SGNetPose+: Stepwise Goal-Driven Networks with Pose Information for Trajectory Prediction in Autonomous Driving
Akshat Ghiya, Ali K. AlShami, Jugal Kalita
TL;DR
SGNetPose+ addresses pedestrian trajectory prediction for autonomous driving by fusing bounding-box information with pose cues (skeleton joints and body angles) through a dual-encoder, CVAE, and Stepwise Goal Estimator framework. It leverages ViTPose to extract 13-keypoint skeletons and applies horizontal-frame augmentation to create pose-enriched JAAD_pose and PIE_pose datasets, achieving state-of-the-art results against the SGNet baseline.
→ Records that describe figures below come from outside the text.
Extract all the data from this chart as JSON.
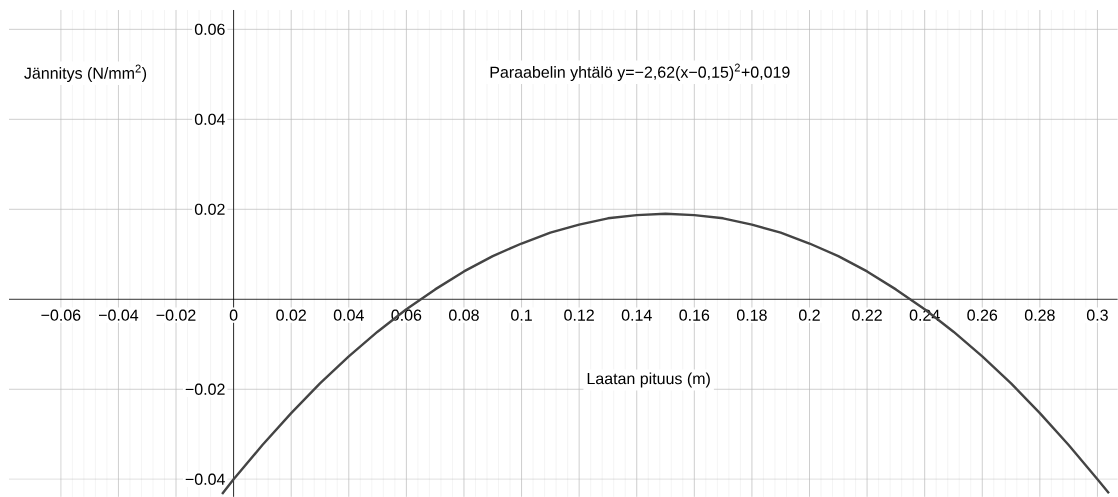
{
  "chart_data": {
    "type": "line",
    "xlabel": "Laatan pituus (m)",
    "ylabel": "Jännitys (N/mm$^{2}$)",
    "annotations": [
      "Paraabelin yhtälö y=−2,62(x−0,15)$^{2}$+0,019"
    ],
    "x": [
      -0.004,
      0,
      0.01,
      0.02,
      0.03,
      0.04,
      0.05,
      0.06,
      0.07,
      0.08,
      0.09,
      0.1,
      0.11,
      0.12,
      0.13,
      0.14,
      0.15,
      0.16,
      0.17,
      0.18,
      0.19,
      0.2,
      0.21,
      0.22,
      0.23,
      0.24,
      0.25,
      0.26,
      0.27,
      0.28,
      0.29,
      0.3,
      0.304
    ],
    "values": [
      -0.0433,
      -0.04,
      -0.0324,
      -0.0253,
      -0.0187,
      -0.0127,
      -0.0072,
      -0.0022,
      0.0022,
      0.0062,
      0.0096,
      0.0124,
      0.0148,
      0.0166,
      0.018,
      0.0187,
      0.019,
      0.0187,
      0.018,
      0.0166,
      0.0148,
      0.0124,
      0.0096,
      0.0062,
      0.0022,
      -0.0022,
      -0.0072,
      -0.0127,
      -0.0187,
      -0.0253,
      -0.0324,
      -0.04,
      -0.0431
    ],
    "color": "#444444",
    "xlim": [
      -0.078,
      0.307
    ],
    "ylim": [
      -0.0439,
      0.0643
    ],
    "xticks": [
      {
        "value": -0.06,
        "label": "−0.06"
      },
      {
        "value": -0.04,
        "label": "−0.04"
      },
      {
        "value": -0.02,
        "label": "−0.02"
      },
      0,
      0.02,
      0.04,
      0.06,
      0.08,
      0.1,
      0.12,
      0.14,
      0.16,
      0.18,
      0.2,
      0.22,
      0.24,
      0.26,
      0.28,
      0.3
    ],
    "yticks": [
      {
        "value": -0.04,
        "label": "−0.04"
      },
      {
        "value": -0.02,
        "label": "−0.02"
      },
      0.02,
      0.04,
      0.06
    ],
    "grid": true,
    "marker": "none",
    "line_style": "solid"
  }
}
Skeleton data yield the strongest gains on JAAD_pose, with notable reductions in MSE and final-frame errors, while PIE_pose benefits are more modest and data-size dependent. The study demonstrates the value of incorporating pose information for more accurate trajectory prediction and points to 3D skeletons and orientation-based features as promising directions for further improvement.
Abstract
Predicting pedestrian trajectories is essential for autonomous driving systems, as it significantly enhances safety and supports informed decision-making. Accurate predictions enable the prevention of collisions, anticipation of crossing intent, and improved overall system efficiency. In this study, we present SGNetPose+, an enhancement of the SGNet architecture designed to integrate skeleton information or body segment angles with bounding boxes to predict pedestrian trajectories from video data to avoid hazards in autonomous driving. Skeleton information was extracted using a pose estimation model, and joint angles were computed based on the extracted joint data. We also apply temporal data augmentation by horizontally flipping video frames to increase the dataset size and improve performance. Our approach achieves state-of-the-art results on the JAAD and PIE datasets using pose data with the bounding boxes, outperforming the SGNet model. Code is available on Github: SGNetPose+.